Pojawienie się i rozwój cyberprzestrzeni zmienia nasz świat i dokonuje rewolucji w życiu codziennym. Może się to okazać globalnym wyzwaniem i wymagać globalnej, skoordynowanej odpowiedzi. Jak dotąd jednak debata nad formą, jaką powinna przybrać ta odpowiedź, jest szczątkowa i niewystarczająco dotyka tematu.
Wielka Brytania wierzy, że musi się to zmienić. Pilnie potrzebny jest szerszy międzynarodowy konsensus. Musi to być wspólne przedsięwzięcie, z udziałem głównych graczy w cyberprzestrzeni.
Zatarte granice
Z tego właśnie powodu zaprosiłem na konferencję o cyberprzestrzeni, odbywającą się 1 – 2 listopada w Londynie, nie tylko przedstawicieli rządów, ale także społeczeństwa obywatelskiego i biznesu. Żaden rząd, żaden kraj nie zna odpowiedzi na nurtujące nas wszystkich pytania.
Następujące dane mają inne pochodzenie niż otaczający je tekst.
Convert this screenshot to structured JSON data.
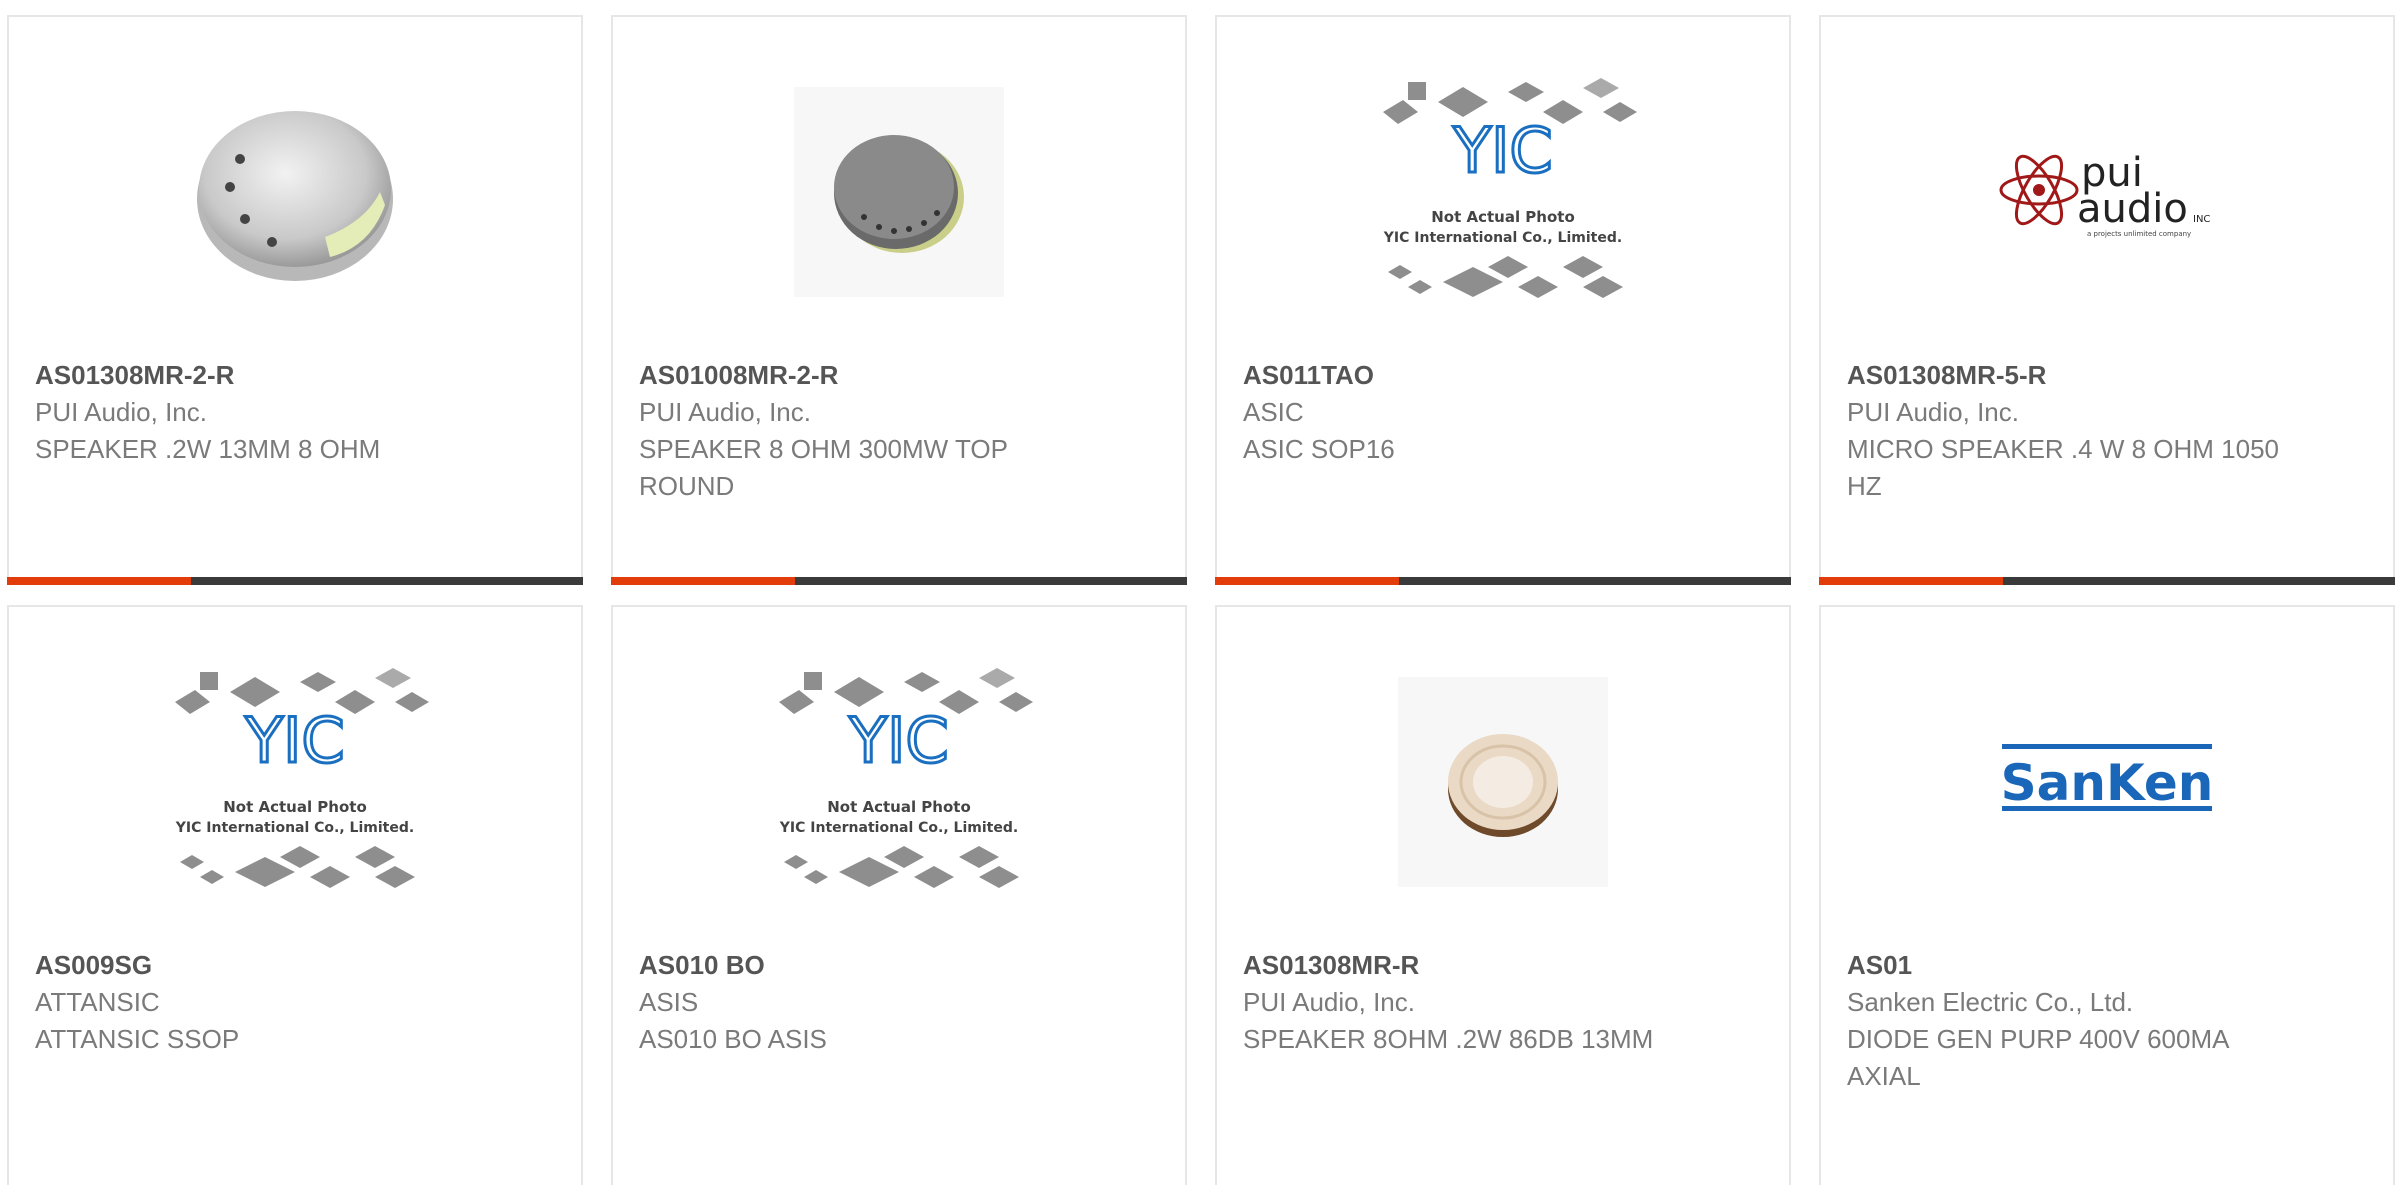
{
  "products": [
    {
      "part": "AS01308MR-2-R",
      "manufacturer": "PUI Audio, Inc.",
      "description": "SPEAKER .2W 13MM 8 OHM",
      "image": "speaker-photo"
    },
    {
      "part": "AS01008MR-2-R",
      "manufacturer": "PUI Audio, Inc.",
      "description": "SPEAKER 8 OHM 300MW TOP ROUND",
      "image": "speaker-dark-photo"
    },
    {
      "part": "AS011TAO",
      "manufacturer": "ASIC",
      "description": "ASIC SOP16",
      "image": "yic-placeholder"
    },
    {
      "part": "AS01308MR-5-R",
      "manufacturer": "PUI Audio, Inc.",
      "description": "MICRO SPEAKER .4 W 8 OHM 1050 HZ",
      "image": "pui-audio-logo"
    },
    {
      "part": "AS009SG",
      "manufacturer": "ATTANSIC",
      "description": "ATTANSIC SSOP",
      "image": "yic-placeholder"
    },
    {
      "part": "AS010 BO",
      "manufacturer": "ASIS",
      "description": "AS010 BO ASIS",
      "image": "yic-placeholder"
    },
    {
      "part": "AS01308MR-R",
      "manufacturer": "PUI Audio, Inc.",
      "description": "SPEAKER 8OHM .2W 86DB 13MM",
      "image": "speaker-ring-photo"
    },
    {
      "part": "AS01",
      "manufacturer": "Sanken Electric Co., Ltd.",
      "description": "DIODE GEN PURP 400V 600MA AXIAL",
      "image": "sanken-logo"
    }
  ],
  "placeholder": {
    "line1": "Not Actual Photo",
    "line2": "YIC International Co., Limited.",
    "logo": "YIC"
  },
  "logos": {
    "pui_main": "pui",
    "pui_sub": "audio",
    "pui_inc": "INC",
    "pui_tagline": "a projects unlimited company",
    "sanken": "SanKen"
  },
  "colors": {
    "accent": "#e23c0b",
    "bar": "#3a3a3a",
    "yic_blue": "#1a6fc0",
    "sanken_blue": "#1a66b8",
    "pui_red": "#a01818"
  }
}
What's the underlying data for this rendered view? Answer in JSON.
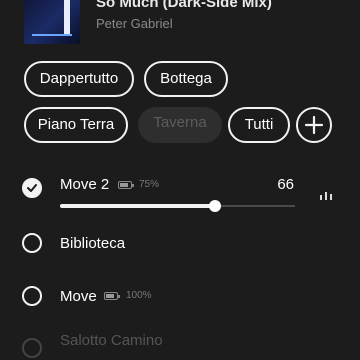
{
  "now_playing": {
    "title": "So Much (Dark-Side Mix)",
    "artist": "Peter Gabriel"
  },
  "groups": {
    "chips": [
      "Dappertutto",
      "Bottega",
      "Piano Terra",
      "Taverna",
      "Tutti"
    ],
    "disabled_chip": "Taverna",
    "add_icon": "plus-icon"
  },
  "rooms": [
    {
      "name": "Move 2",
      "selected": true,
      "battery_icon": "battery-icon",
      "battery": "75%",
      "volume": "66",
      "volume_level": 0.66,
      "eq_icon": "equalizer-icon"
    },
    {
      "name": "Biblioteca",
      "selected": false
    },
    {
      "name": "Move",
      "selected": false,
      "badge_icon": "battery-icon",
      "battery": "100%"
    },
    {
      "name": "Salotto Camino",
      "selected": false,
      "disabled": true
    }
  ],
  "colors": {
    "background": "#1c1c1c",
    "foreground": "#f2f2f2",
    "muted": "#8a8a8a",
    "disabled_chip_bg": "#2e2e2e"
  }
}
Musimy wspólnie znaleźć sposób na podtrzymanie ekonomicznych i społecznych zalet Internetu, ale także obronę przed zagrożeniami związanymi z przestępczością i bezpieczeństwem w cyberprzestrzeni, jednocześnie wspierając innowacyjność.
Dostęp do Internetu wzrósł w niesamowitym tempie: z 16 milionów użytkowników w 1995 roku aż do niemal 2 miliardów dzisiaj. Błyskawiczny rozwój sieci stworzył olbrzymie gospodarcze i społeczne możliwości, których nie mogliśmy przewidzieć niecałe dwie dekady temu.
Ekspansja sieci jest w interesie nas wszystkich: na każde 10 proc. wzrostu dostępu do szerokopasmowego Internetu szacuje się, że światowe PKB wzrośnie średnio o 1,3 proc. Zachęca to nie tylko do konkurencyjności i wydajności, lecz także otwiera nowe rynki. Przemysł internetowy już stał się kluczową częścią gospodarki naszych krajów. Brytyjski przemysł internetowy jest już wart 100 mld funtów, co stanowi 8 proc. naszego PKB. Jego prognozowany wzrost to 10 proc. w ciągu najbliższych czterech lat. Jeśli chodzi o sytuację na świecie, e-handel to gałąź przemysłu warta 8 bilionów dolarów.